La surmédicalisation dans la ligne de mire de la relève en santé

Sédatifs superflus et antidouleurs à profusion font partie de la «surmédicalisation» qu'entend enrayer la prochaine cohorte de professionnels de la santé.
Photo: Matt Rourke Archives Associated Press Sédatifs superflus et antidouleurs à profusion font partie de la «surmédicalisation» qu'entend enrayer la prochaine cohorte de professionnels de la santé.

Sédatifs superflus. Antidouleurs à profusion. La prochaine cohorte de professionnels de la santé veut mettre la hache dans la surmédicalisation monopolisant des ressources qui se font déjà rares dans le réseau public.

Le Forum de la relève étudiante pour la santé au Québec (FRESQue) en a fait le thème de son sommet annuel, auquel ont pris part samedi le ministre québécois de la Santé, Gaétan Barrette, et les députés Diane Lamarre, du Parti québécois, et Amir Khadir, de Québec Solidaire, à Montréal.

Selon l’Institut canadien d’information sur la santé (ICIS), plus d’un million d’examens et de traitements potentiellement non nécessaires sont effectués chaque année au pays et pèsent lourd sur un système de la santé déjà surchargé.

M. Khadir a porté une partie du blâme sur la rémunération à l’acte des médecins, qui les pousse selon lui à augmenter la cadence. En conséquence, ils se tournent vers les médicaments pour dissiper rapidement les symptômes de leurs patients plutôt que de prendre le temps de les soigner convenablement, a-t-il expliqué.

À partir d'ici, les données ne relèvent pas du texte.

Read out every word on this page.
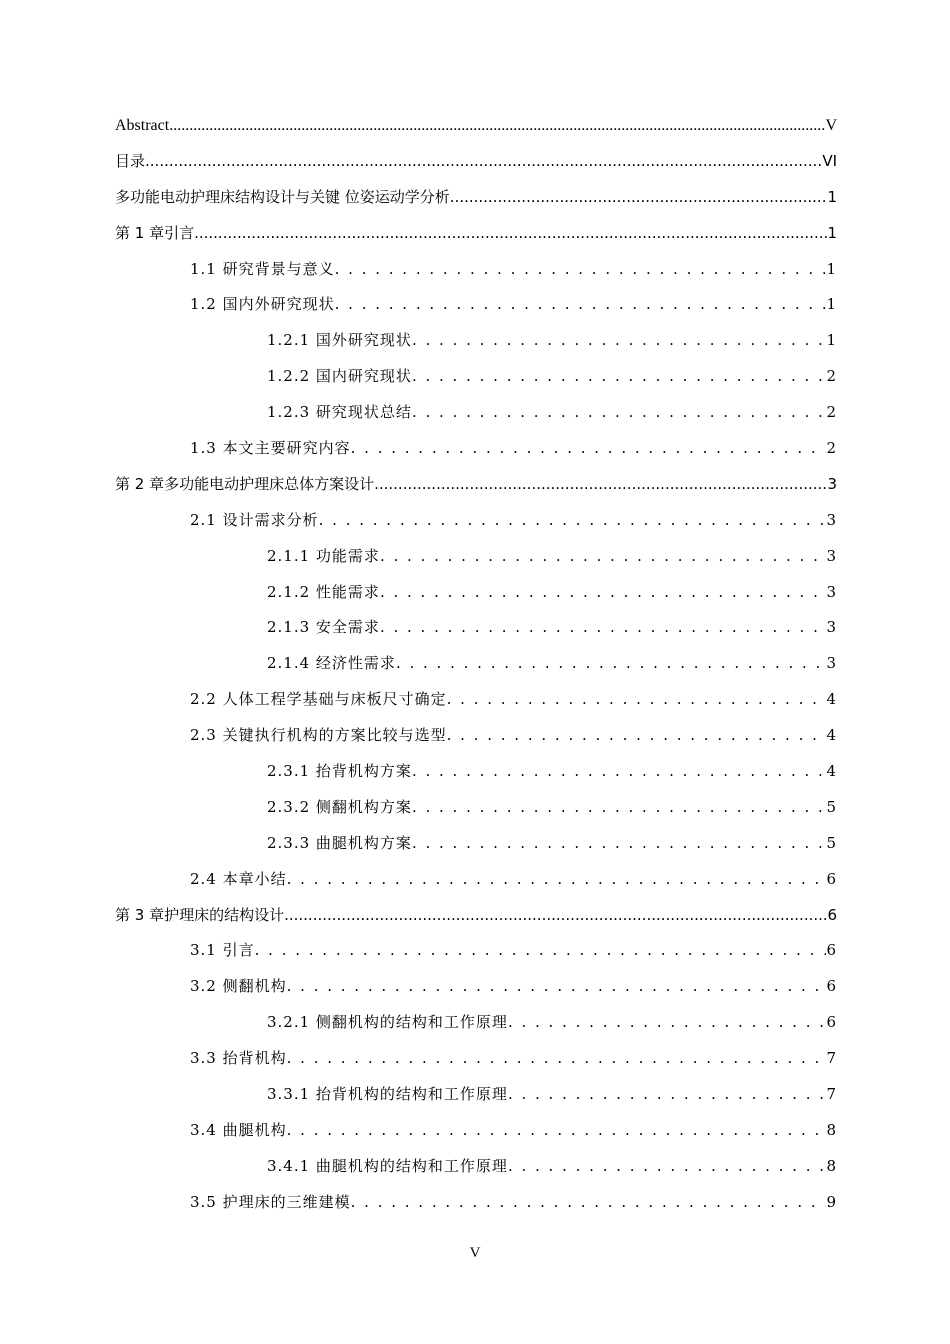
Abstract .....	V
目录 .....	VI
多功能电动护理床结构设计与关键 位姿运动学分析 .....	1
第 1 章引言 .....	1
1.1 研究背景与意义 . . .	1
1.2 国内外研究现状 . . .	1
1.2.1 国外研究现状 . . .	1
1.2.2 国内研究现状 . . .	2
1.2.3 研究现状总结 . . .	2
1.3 本文主要研究内容 . . .	2
第 2 章多功能电动护理床总体方案设计 .....	3
2.1 设计需求分析 . . .	3
2.1.1 功能需求 . . .	3
2.1.2 性能需求 . . .	3
2.1.3 安全需求 . . .	3
2.1.4 经济性需求 . . .	3
2.2 人体工程学基础与床板尺寸确定 . . .	4
2.3 关键执行机构的方案比较与选型 . . .	4
2.3.1 抬背机构方案 . . .	4
2.3.2 侧翻机构方案 . . .	5
2.3.3 曲腿机构方案 . . .	5
2.4 本章小结 . . .	6
第 3 章护理床的结构设计 .....	6
3.1 引言 . . .	6
3.2 侧翻机构 . . .	6
3.2.1 侧翻机构的结构和工作原理 . . .	6
3.3 抬背机构 . . .	7
3.3.1 抬背机构的结构和工作原理 . . .	7
3.4 曲腿机构 . . .	8
3.4.1 曲腿机构的结构和工作原理 . . .	8
3.5 护理床的三维建模 . . .	9
V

Québec solidaire propose une refonte globale du mode de rémunération des médecins pour contrer la « logique marchande » qui accable sur le réseau de la santé.

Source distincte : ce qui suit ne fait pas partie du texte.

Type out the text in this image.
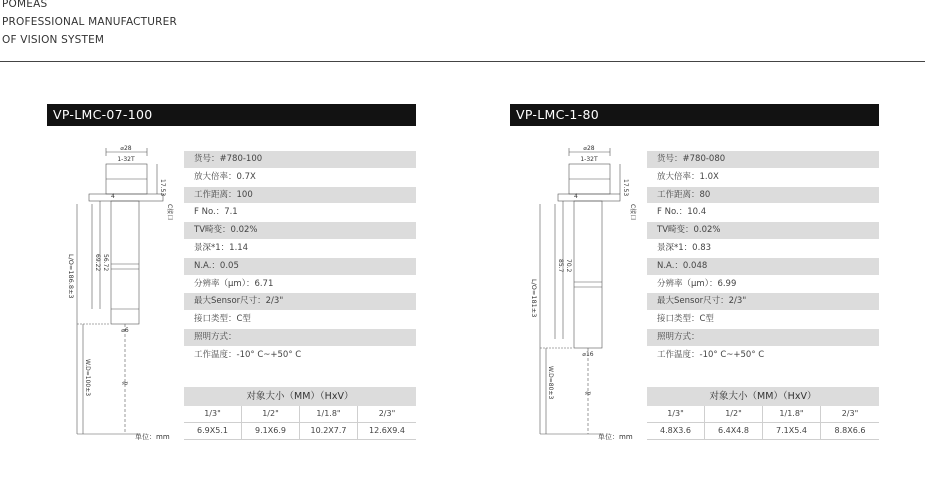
POMEAS
PROFESSIONAL MANUFACTURER
OF VISION SYSTEM
VP-LMC-07-100
⌀28
1-32T
4
17.53
C接口
69.22 56.72
⌀6
L/O=186.8±3
W.D=100±3	≈
货号：#780-100
放大倍率：0.7X
工作距离：100
F No.：7.1
TV畸变：0.02%
景深*1：1.14
N.A.：0.05
分辨率（μm）：6.71
最大Sensor尺寸：2/3"
接口类型：C型
照明方式：
工作温度：-10° C~+50° C
对象大小（MM）（HxV）
1/3"	1/2"	1/1.8"	2/3"
6.9X5.1	9.1X6.9	10.2X7.7	12.6X9.4
单位：mm
VP-LMC-1-80
⌀28
1-32T
4
17.53
C接口
85.7 70.2
⌀16
L/O=181±3
W.D=80±3	≈
货号：#780-080
放大倍率：1.0X
工作距离：80
F No.：10.4
TV畸变：0.02%
景深*1：0.83
N.A.：0.048
分辨率（μm）：6.99
最大Sensor尺寸：2/3"
接口类型：C型
照明方式：
工作温度：-10° C~+50° C
对象大小（MM）（HxV）
1/3"	1/2"	1/1.8"	2/3"
4.8X3.6	6.4X4.8	7.1X5.4	8.8X6.6
单位：mm
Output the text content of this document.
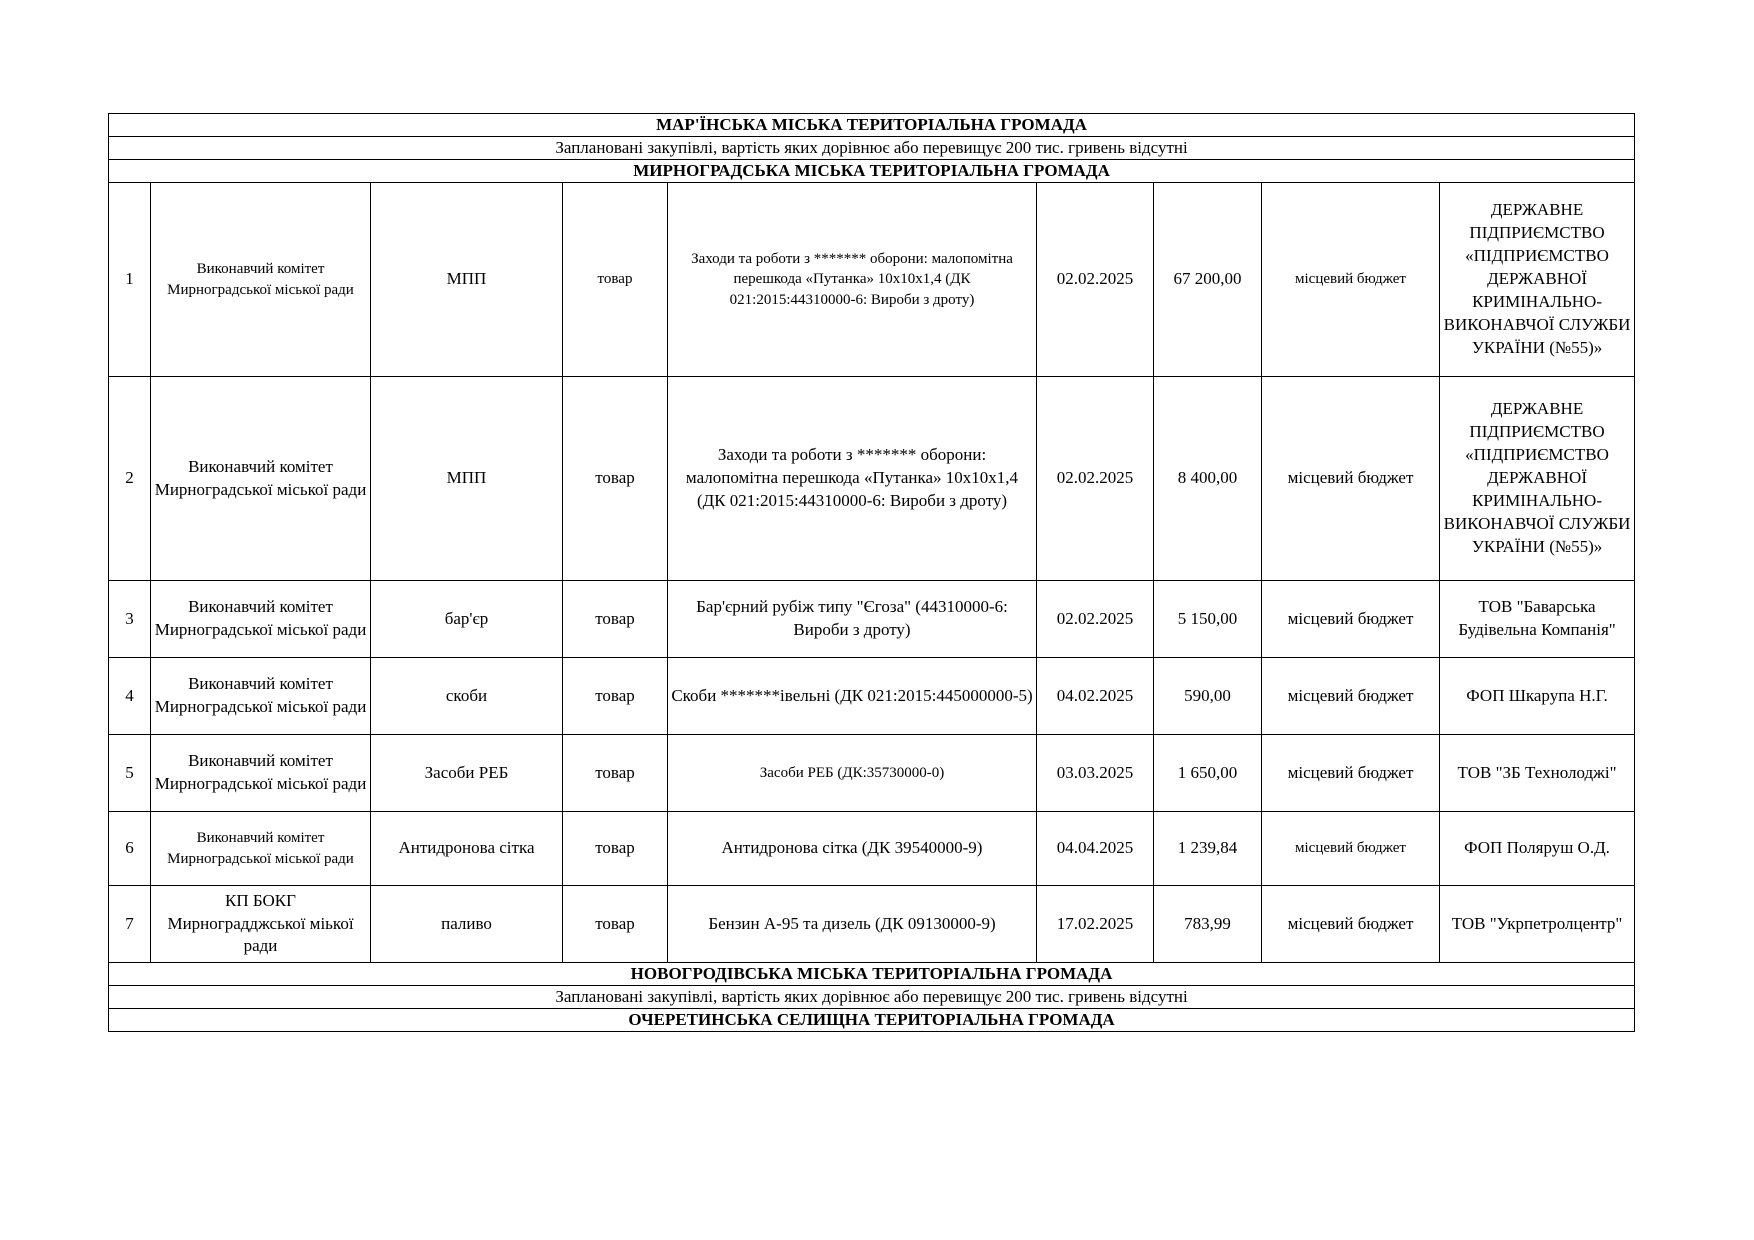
МАР'ЇНСЬКА МІСЬКА ТЕРИТОРІАЛЬНА ГРОМАДА								
Заплановані закупівлі, вартість яких дорівнює або перевищує 200 тис. гривень відсутні								
МИРНОГРАДСЬКА МІСЬКА ТЕРИТОРІАЛЬНА ГРОМАДА								
1	Виконавчий комітет Мирноградської міської ради	МПП	товар	Заходи та роботи з ******* оборони: малопомітна перешкода «Путанка» 10х10х1,4 (ДК 021:2015:44310000-6: Вироби з дроту)	02.02.2025	67 200,00	місцевий бюджет	ДЕРЖАВНЕ ПІДПРИЄМСТВО «ПІДПРИЄМСТВО ДЕРЖАВНОЇ КРИМІНАЛЬНО-ВИКОНАВЧОЇ СЛУЖБИ УКРАЇНИ (№55)»
2	Виконавчий комітет Мирноградської міської ради	МПП	товар	Заходи та роботи з ******* оборони: малопомітна перешкода «Путанка» 10х10х1,4 (ДК 021:2015:44310000-6: Вироби з дроту)	02.02.2025	8 400,00	місцевий бюджет	ДЕРЖАВНЕ ПІДПРИЄМСТВО «ПІДПРИЄМСТВО ДЕРЖАВНОЇ КРИМІНАЛЬНО-ВИКОНАВЧОЇ СЛУЖБИ УКРАЇНИ (№55)»
3	Виконавчий комітет Мирноградської міської ради	бар'єр	товар	Бар'єрний рубіж типу "Єгоза" (44310000-6: Вироби з дроту)	02.02.2025	5 150,00	місцевий бюджет	ТОВ "Баварська Будівельна Компанія"
4	Виконавчий комітет Мирноградської міської ради	скоби	товар	Скоби *******івельні (ДК 021:2015:445000000-5)	04.02.2025	590,00	місцевий бюджет	ФОП Шкарупа Н.Г.
5	Виконавчий комітет Мирноградської міської ради	Засоби РЕБ	товар	Засоби РЕБ (ДК:35730000-0)	03.03.2025	1 650,00	місцевий бюджет	ТОВ "ЗБ Технолоджі"
6	Виконавчий комітет Мирноградської міської ради	Антидронова сітка	товар	Антидронова сітка (ДК 39540000-9)	04.04.2025	1 239,84	місцевий бюджет	ФОП Поляруш О.Д.
7	КП БОКГ Мирноградджської міької ради	паливо	товар	Бензин А-95 та дизель (ДК 09130000-9)	17.02.2025	783,99	місцевий бюджет	ТОВ "Укрпетролцентр"
НОВОГРОДІВСЬКА МІСЬКА ТЕРИТОРІАЛЬНА ГРОМАДА								
Заплановані закупівлі, вартість яких дорівнює або перевищує 200 тис. гривень відсутні								
ОЧЕРЕТИНСЬКА СЕЛИЩНА ТЕРИТОРІАЛЬНА ГРОМАДА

Le ministre Barrette voit là une forme de « pensée magique ».

« Chaque mode de rémunération a ses travers. Il n’y en a pas de parfait. La question est de faire en sorte qu’on puisse les adapter en fonction des besoins des citoyens et ça, ce n’est pas une chose si simple à faire », a-t-il fait valoir.

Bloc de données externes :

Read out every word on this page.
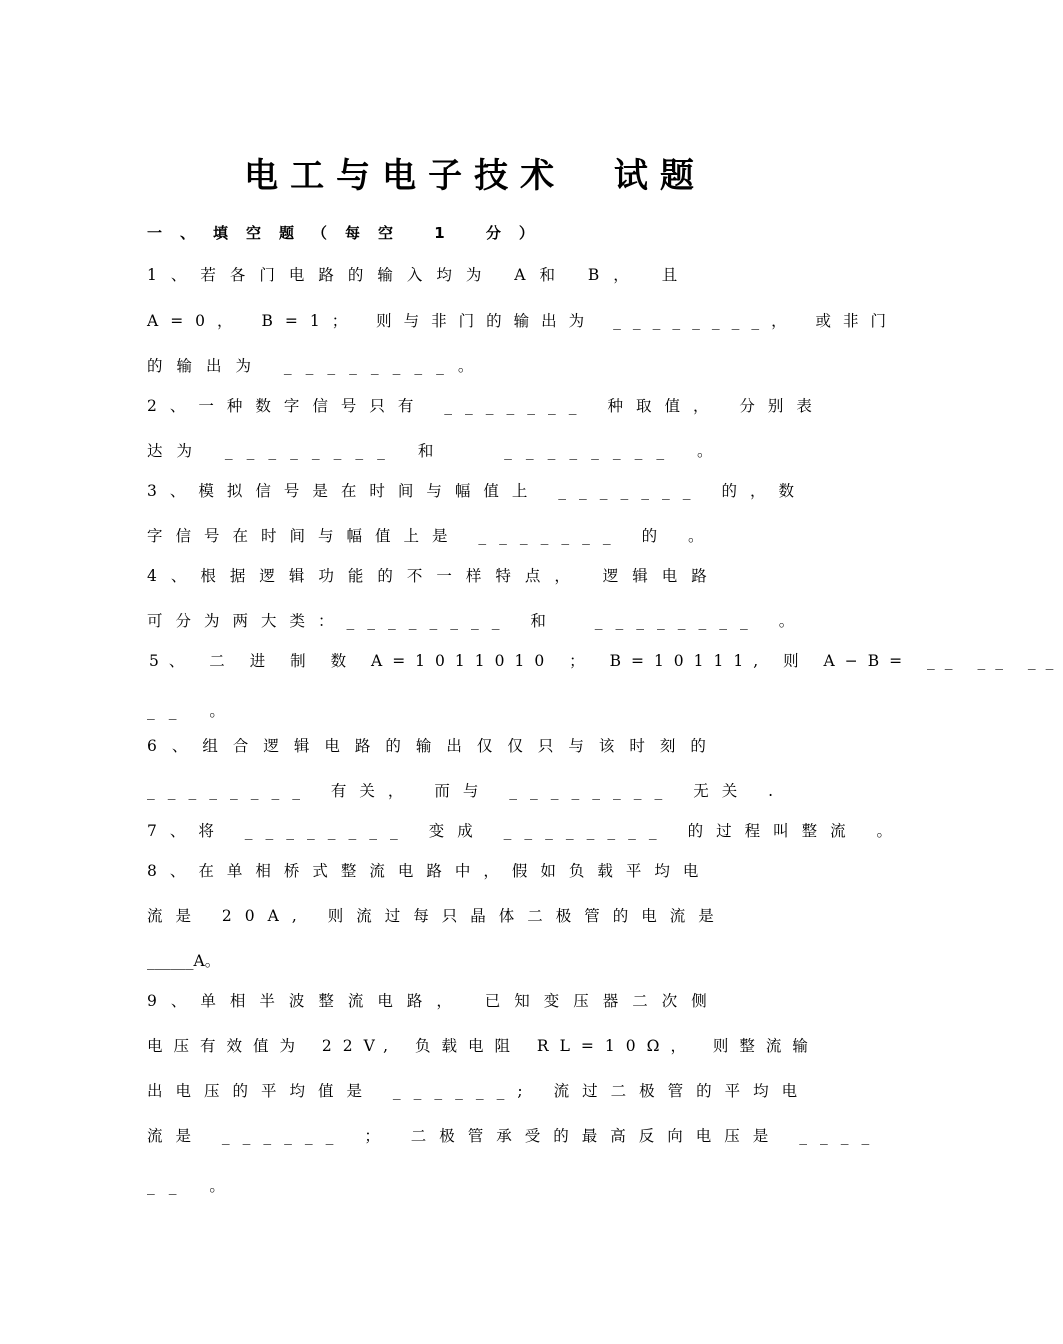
电工与电子技术  试题
一、填空题（每空 1 分）
1、若各门电路的输入均为 A和 B， 且
A=0， B=1； 则与非门的输出为 ________， 或非门
的输出为 ________。
2、一种数字信号只有 _______ 种取值， 分别表
达为 ________ 和   ________ 。
3、模拟信号是在时间与幅值上 _______ 的，数
字信号在时间与幅值上是 _______ 的 。
4、根据逻辑功能的不一样特点， 逻辑电路
可分为两大类：________ 和  ________ 。
5、 二 进 制 数 A=1011010 ； B=10111, 则 A−B= __ __ __
__ 。
6、组合逻辑电路的输出仅仅只与该时刻的
________ 有关， 而与 ________ 无关 .
7、将 ________ 变成 ________ 的过程叫整流 。
8、在单相桥式整流电路中，假如负载平均电
流是 20A, 则流过每只晶体二极管的电流是
______A。
9、单相半波整流电路， 已知变压器二次侧
电压有效值为 22V, 负载电阻 RL=10Ω， 则整流输
出电压的平均值是 ______; 流过二极管的平均电
流是 ______ ； 二极管承受的最高反向电压是 ____
__ 。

Gaétan Barrette reproche aux divers « commentateurs » des dossiers en santé de ne livrer que des « messages ponctuels » qui analysent le système en vase clos, sans égard aux contraintes budgétaires.

Il n’a pas manqué de rappeler l’importance de l’équilibre des finances publiques, qui lui ont permis d’annoncer un programme public en psychothérapie, a-t-il rappelé.

Or, les soins de santé mentale constituent justement le noeud du problème à en croire les élus de l’opposition.

 
«Ping-pong»

La porte-parole péquiste en matière de santé, Diane Lamarre, dénonce « un jeu de ping-pong » entre les psychologues et les médecins — qui, en tant qu’uniques « pivots », seraient la cause de bien des délais.

Amir Khadir, lui-même un médecin spécialisé en microbiologie-infectiologie, abonde dans le même sens. Le député de Mercier va jusqu’à soutenir qu’un accès direct à des soins de psychothérapie — sans référence nécessaire — pourrait être offert gratuitement et ce, à coût nul par la Régie de l’assurance maladie du Québec.

Diane Lamarre avance que la prescription exagérée de médicaments découle plus globalement de l’accès difficile aux soins.

« Quand on a attendu trois mois, six mois, pour avoir un rendez-vous avec un médecin et qu’il nous dit juste de surveiller notre alimentation et revenir dans trois mois, ça ne répond pas bien à la demande du patient », a lancé la pharmacienne de formation.

La députée de Taillon propose de sensibiliser les professionnels au surtraitement, de même qu’aux coûts des soins qu’ils prodiguent dès leur formation universitaire.